We present history-independent alternatives to a B-tree, the primary indexing data structure used in databases. A data structure is history independent (HI) if it is impossible to deduce any information by examining the bit representation of the data structure that is not already available through the API. We show how to build a history-independent cache-oblivious B-tree and a history-independent external-memory skip list. One of the main contributions is a data structure we build on the way–-a history-independent packed-memory array (PMA). The PMA supports efficient range queries, one of the most important operations for answering database queries. Our HI PMA matches the asymptotic bounds of prior non-HI packed-memory arrays and sparse tables. Specifically, a PMA maintains a dynamic set of elements in sorted order in a linear-sized array.

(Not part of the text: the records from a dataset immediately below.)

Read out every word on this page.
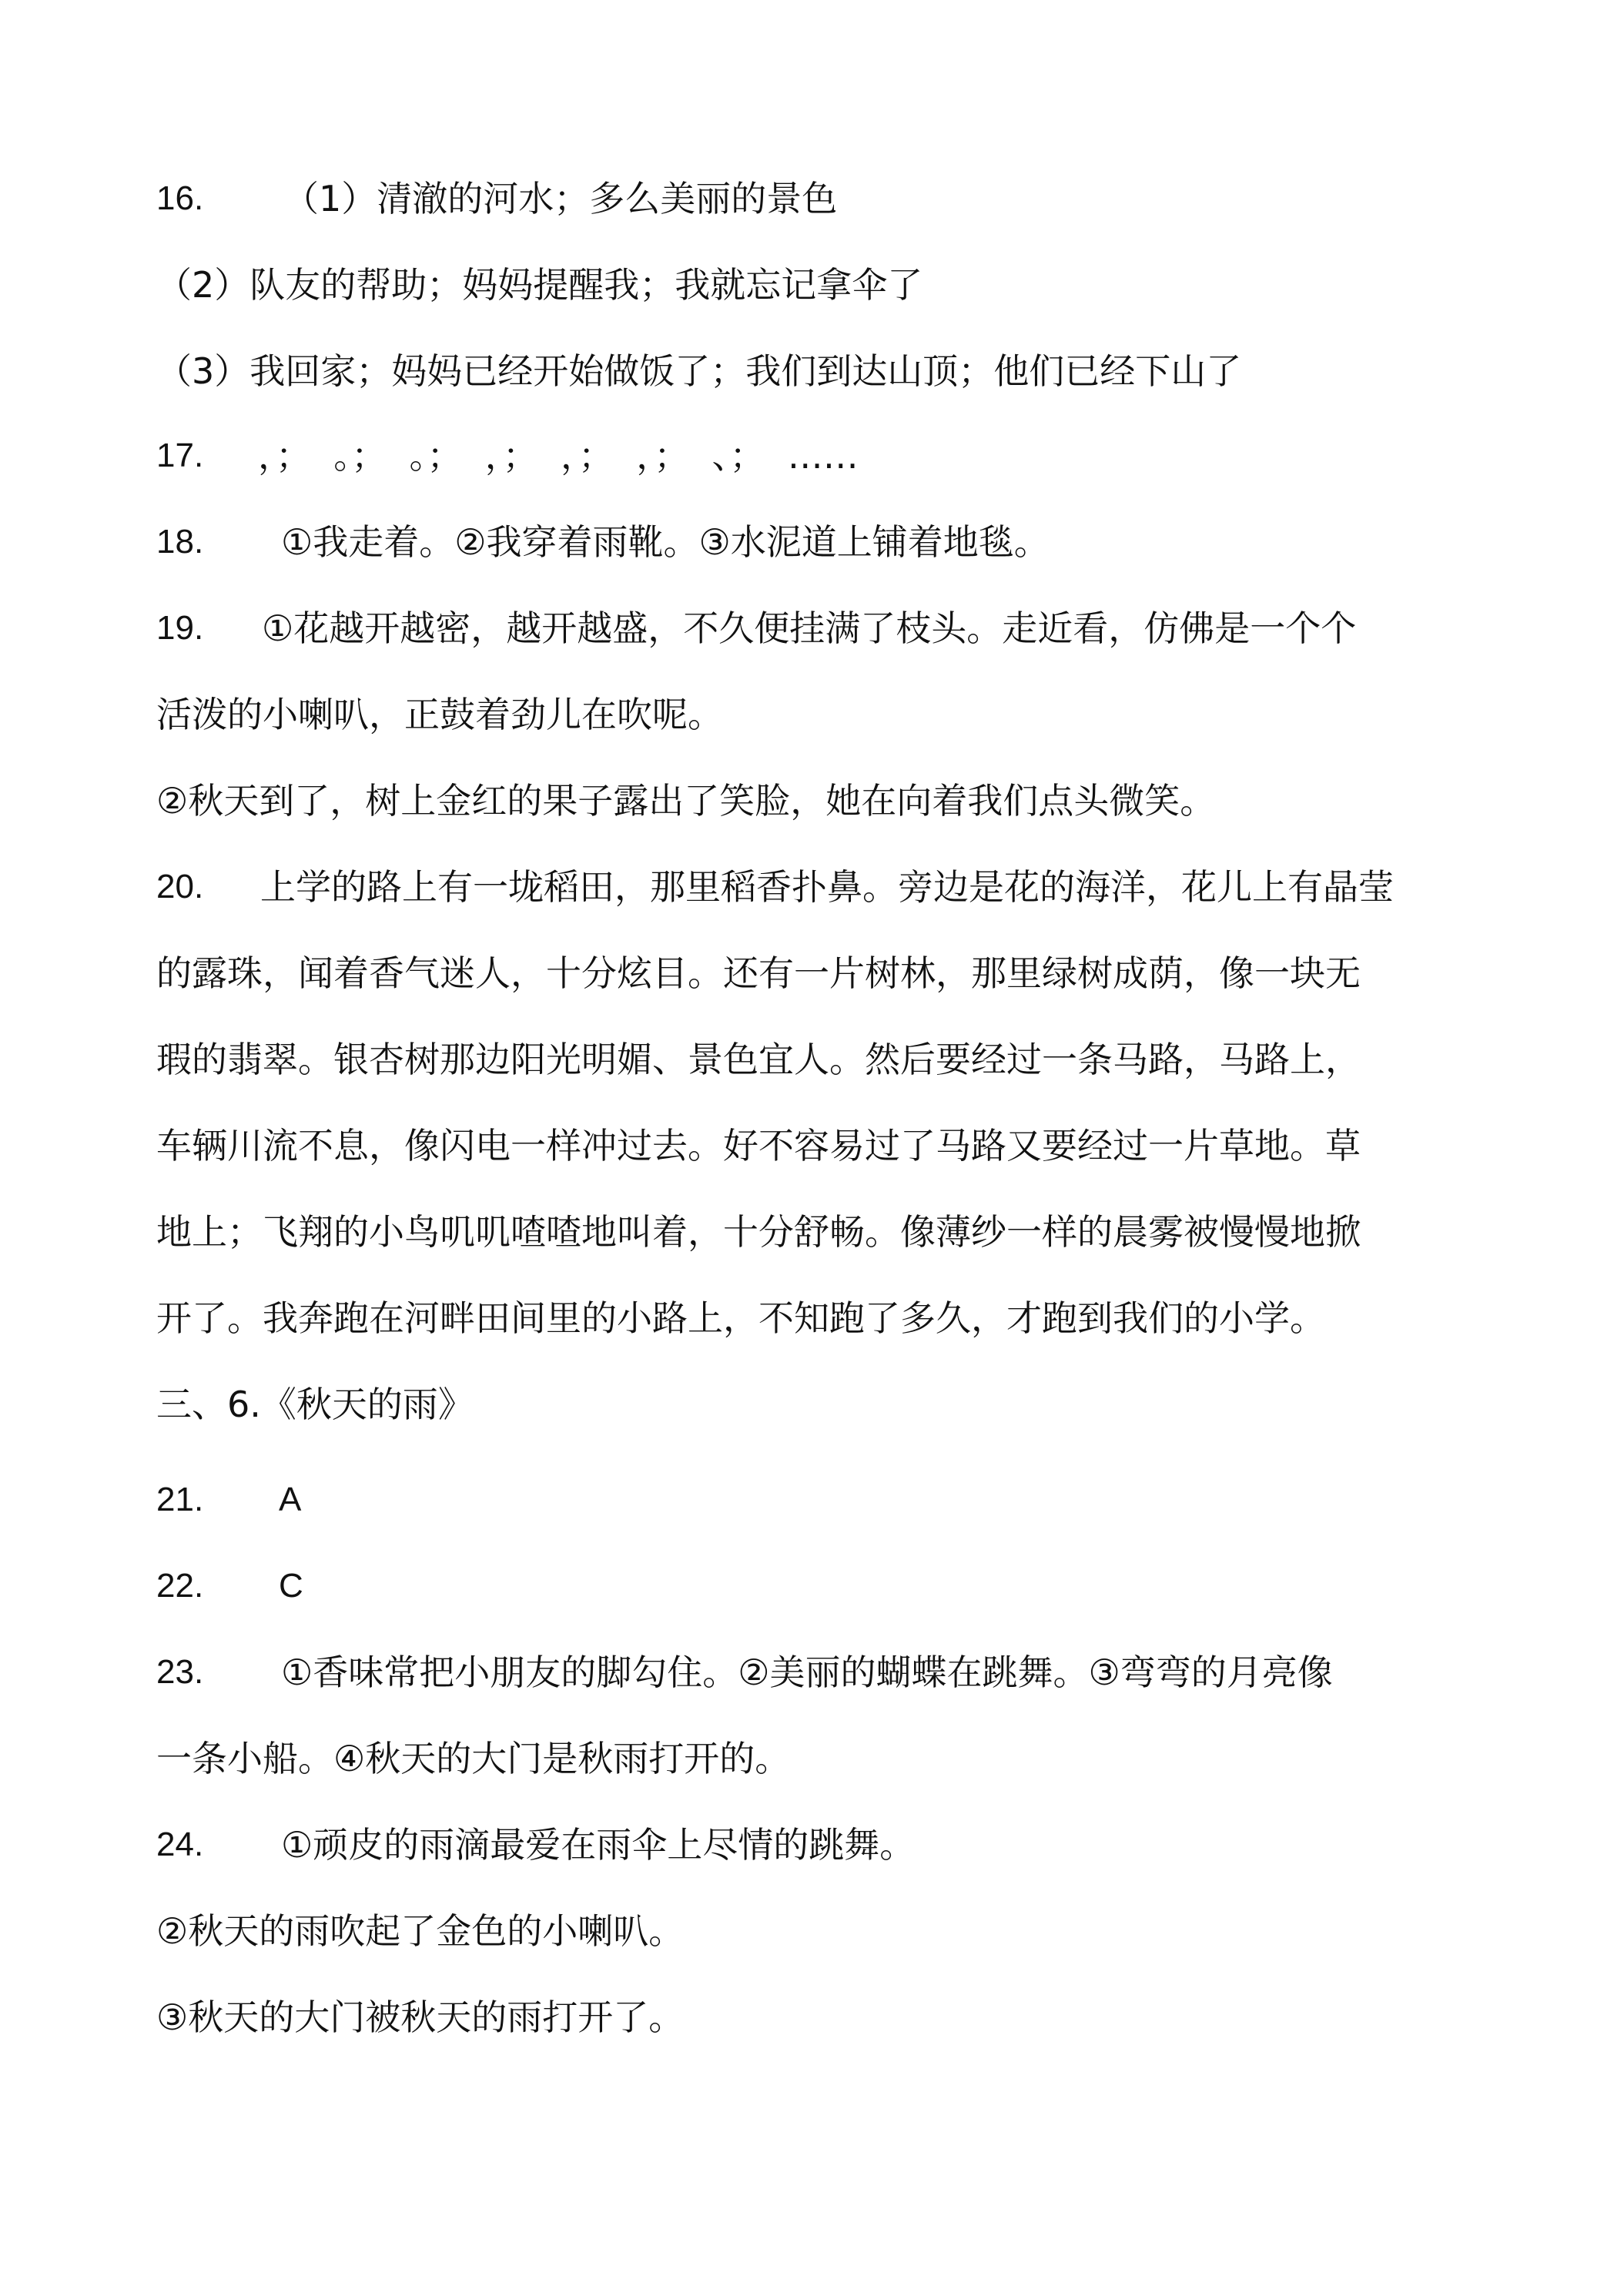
16. （1）清澈的河水；多么美丽的景色
（2）队友的帮助；妈妈提醒我；我就忘记拿伞了
（3）我回家；妈妈已经开始做饭了；我们到达山顶；他们已经下山了
17. ，；  。；  。；  ，；  ，；  ，；  、；  ……
18. ①我走着。②我穿着雨靴。③水泥道上铺着地毯。
19. ①花越开越密，越开越盛，不久便挂满了枝头。走近看，仿佛是一个个
活泼的小喇叭，正鼓着劲儿在吹呢。
②秋天到了，树上金红的果子露出了笑脸，她在向着我们点头微笑。
20. 上学的路上有一垅稻田，那里稻香扑鼻。旁边是花的海洋，花儿上有晶莹
的露珠，闻着香气迷人，十分炫目。还有一片树林，那里绿树成荫，像一块无
瑕的翡翠。银杏树那边阳光明媚、景色宜人。然后要经过一条马路，马路上，
车辆川流不息，像闪电一样冲过去。好不容易过了马路又要经过一片草地。草
地上；飞翔的小鸟叽叽喳喳地叫着，十分舒畅。像薄纱一样的晨雾被慢慢地掀
开了。我奔跑在河畔田间里的小路上，不知跑了多久，才跑到我们的小学。
三、6.《秋天的雨》
21. A
22. C
23. ①香味常把小朋友的脚勾住。②美丽的蝴蝶在跳舞。③弯弯的月亮像
一条小船。④秋天的大门是秋雨打开的。
24. ①顽皮的雨滴最爱在雨伞上尽情的跳舞。
②秋天的雨吹起了金色的小喇叭。
③秋天的大门被秋天的雨打开了。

Inserts and deletes take an amortized O(log2 N) element moves with high probability. Simple experiments with our implementation of HI PMAs corroborate our theoretical analysis. Comparisons to regular PMAs give preliminary indications that the practical cost of adding history-independence is not too large. Our HI cache-oblivious B-tree bounds match those of prior non-HI cache-oblivious B-trees. Searches take O(logB N) I/Os; inserts and deletes take O((log2 N)/B+ logB N) amortized I/Os with high probability; and range queries returning k elements take O(logB N + k/B) I/Os. Our HI external-memory skip list achieves optimal bounds with high probability, analogous to in-memory skip lists: O(logB N) I/Os for point queries and amortized O(logB N) I/Os for inserts/deletes. Range queries returning k elements run in O(logB N + k/B) I/Os. In contrast, the best possible high-probability bounds for inserting into the folklore B-skip list, which promotes elements with probability 1/B, is just Theta(log N) I/Os. This is no better than the bounds one gets from running an in-memory skip list in external memory.